Mais il y a une troisième alternative évidente, un grand éléphant dans le salon par ailleurs joliment décoré de Jones – une alternative que Caplan a observée il y a plus de dix ans et avec laquelle Jones est sans aucun doute familier: les marchés. L’alternative à la démocratie n’est pas, comme semblent le penser les démocrates et les écrivains à l’esprit politique, la dictature, mais la liberté individuelle et les marchés. Lorsque les gouvernements font un peu moins, la société civile et commerciale en fait un peu plus. C’est l’alternative que Jones n’envisage pas; pas les autocraties de Singapour, de la Russie ou de l’Arabie saoudite.

Les élections à grande échelle fonctionnent très mal de la plupart des façons que nous pouvons imaginer – comment pourraient-elles pas, dominées par des électeurs inconstants, incompétents et mal informés comme elles le sont? Après les derniers mois (vraiment des décennies) de drame politique américain, personne ne devrait s’étonner que la machine politique fonctionne moins qu’impeccablement et que les électeurs puissent finir par soutenir des candidats vraiment tristes – tout en pensant que chaque élection est d’une importance cataclysmique.

Au lieu de cela, sous-traiter l’élaboration des politiques à des experts compétents permet d’atteindre des objectifs que l’électorat semble vouloir, d’une manière que les électeurs n’auraient pas pu comprendre, suggérer ou soutenir. Si nous sommes du mauvais côté du point optimal sur la courbe de Laffer, nous devrions certainement réduire un peu l’influence des électeurs. Mais pourquoi pas beaucoup? Et pourquoi ne pas réduire complètement la portée et la taille du gouvernement?
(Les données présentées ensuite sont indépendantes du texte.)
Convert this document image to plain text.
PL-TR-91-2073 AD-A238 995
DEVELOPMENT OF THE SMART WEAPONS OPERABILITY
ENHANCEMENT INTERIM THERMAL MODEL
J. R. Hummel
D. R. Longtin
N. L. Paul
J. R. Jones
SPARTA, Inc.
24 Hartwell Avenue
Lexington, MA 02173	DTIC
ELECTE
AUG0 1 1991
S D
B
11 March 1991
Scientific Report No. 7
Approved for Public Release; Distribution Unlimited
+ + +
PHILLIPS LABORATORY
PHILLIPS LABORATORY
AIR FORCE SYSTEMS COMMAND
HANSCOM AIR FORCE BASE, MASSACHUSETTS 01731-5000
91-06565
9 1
Le pouvoir sur le gouvernement que Jones souhaite envoyer aux bureaucrates ou pencher vers des électeurs plus informés pourrait également être repoussé au niveau et dans des domaines où les électeurs sont beaucoup moins irrationnels et incompétents. Là où ils paient presque 100% du prix de leurs votes plutôt que le minuscule impact individuel qu’ils ont sur la politique: leur propre vie.

Les discussions de Jones sont intéressantes et nombre de ses propositions devraient certainement être présentées, mais elles ne vont pas assez loin. Au lieu de cela, nous pourrions faire avec beaucoup moins de démocratie et beaucoup plus de liberté individuelle.

Livre de Joakim

Livre de Joakim

Joakim Book est un écrivain, chercheur et éditeur sur tout ce qui concerne l’argent, la finance et l’histoire financière. Il est titulaire d’une maîtrise de l’Université d’Oxford et a été chercheur invité à l’American Institute for Economic Research en 2018 et 2019.

Son travail a été présenté dans le Financial Times, FT Alphaville, Neue Zürcher Zeitung, Svenska Dagbladet, Zero Hedge, The Property Chronicle et de nombreux autres points de vente. Il est un contributeur régulier et co-fondateur du site suédois de la liberté Cospaia.se, et un écrivain fréquent à CapX, NotesOnLiberty et HumanProgress.org.